Die nackte Gräfin (1971)

Countess Verena (Ursula Blauth) is a pawn of her sexually berated husband, Count Anatol Manesse-Manconi (W.G. Lukschy) and has been turned by him from the country girl briefly model into a hedonistic sophisticate who goes along with his unusual tastes, even in fact, relishing them.

The beautiful younger woman has been hypnotized by her husband’s strong personality and fascinated by the erotic experiences he puts her through. A complete voyeur, he does not actively partake of sex himself but only reacts by having his wife indulge in wild affairs with other men-all of which the Count photographs and exhibits on the walls of his bedroom…
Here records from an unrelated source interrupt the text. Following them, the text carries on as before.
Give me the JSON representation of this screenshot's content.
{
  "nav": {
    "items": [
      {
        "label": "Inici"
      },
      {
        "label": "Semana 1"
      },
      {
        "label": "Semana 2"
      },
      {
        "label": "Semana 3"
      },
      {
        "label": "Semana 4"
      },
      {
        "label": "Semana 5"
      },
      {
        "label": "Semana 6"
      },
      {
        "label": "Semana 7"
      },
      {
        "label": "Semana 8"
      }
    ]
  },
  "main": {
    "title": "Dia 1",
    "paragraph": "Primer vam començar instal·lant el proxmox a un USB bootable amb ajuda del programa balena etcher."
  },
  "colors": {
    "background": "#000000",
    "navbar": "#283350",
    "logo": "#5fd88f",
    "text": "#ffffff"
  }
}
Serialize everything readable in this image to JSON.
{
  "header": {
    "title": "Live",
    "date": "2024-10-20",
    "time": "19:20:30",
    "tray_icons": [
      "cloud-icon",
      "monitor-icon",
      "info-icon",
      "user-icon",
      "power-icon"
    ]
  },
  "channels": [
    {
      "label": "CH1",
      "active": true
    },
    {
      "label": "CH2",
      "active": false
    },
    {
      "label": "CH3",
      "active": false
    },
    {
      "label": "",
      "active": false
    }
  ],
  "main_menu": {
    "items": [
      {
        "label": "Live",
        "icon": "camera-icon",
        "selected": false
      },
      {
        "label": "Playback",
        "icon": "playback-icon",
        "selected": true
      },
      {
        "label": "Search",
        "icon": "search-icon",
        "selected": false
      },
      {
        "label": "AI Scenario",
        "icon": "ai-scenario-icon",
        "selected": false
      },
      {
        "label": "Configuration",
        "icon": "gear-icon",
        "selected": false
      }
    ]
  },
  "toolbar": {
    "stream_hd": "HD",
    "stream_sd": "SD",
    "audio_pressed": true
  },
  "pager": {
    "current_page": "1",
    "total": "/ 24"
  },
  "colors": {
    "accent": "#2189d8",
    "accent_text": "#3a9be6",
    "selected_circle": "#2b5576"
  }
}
THE NAKED COUNTESS is a rather unusual and surprisingly dark erotic film by German standards of the Seventies. At a time when the majority of German sexploitation consisted either of silly sex comedies or “report films” such as the infamous SCHOOLGIRL REPORT series (which broke all national box office records) this film had other things in mind.
In fact, it hardly resembles any of its German contemporaries – instead, it’s rather reminiscent of both Scandinavian genre efforts and, in fact, of genre mavericks such as Jess Franco, Radley Metzger and Max Pécas.

The De Sade-esque story of innocent country girl Verena (Ursula Blauth), who is seduced and corrupted by an obsessively voyeuristic elderly Count (played by Wolfgang Lukschy of THE DARK EYES OF LONDON and FOR A FISTFUL OF DOLLARS) is told in flashbacks within a time frame of one evening throughout which a police inspector (played by director Kurt Nachmann himself) investigates at the Count’s villa after the naked corpse of a young man is found in the Count’s car by a road in the countryside.

Lensed with obvious pleasure by Franz X. Lederle (cinematographer of VANESSA and BLOODY FRIDAY) and carried by a fantastic score by Gerhard Heinz (parts of which he later reused for the German version of Jess Franco’s EROTISMO), the film evokes a rather detached, almost surreal mood which is supported by comparatively sparse, stylised dialogue. Hieronymus Bosch’s “Garden of Delights” is frequently referenced and the title song is called “The sins of yesterday and today” – you know what you are in for!
Being a West German film, there is, of course, a somewhat moralistic undercurrent, but as is so often the case, it is impossible to take it seriously, because the air of anti-libertinage-ism is contradicted strongly by the aggressive and decadent (albeit bourgeois) eroticism that Nachmann – previously screenwriter of musicals and comedies such as THE BLONDE AND THE BLACK PUSSYCAT – indulges in with obvious fervour. If you like films such as SINNER, EUGENIE DE SADE, THE IMAGE or EXPOSEDC, then this is for you.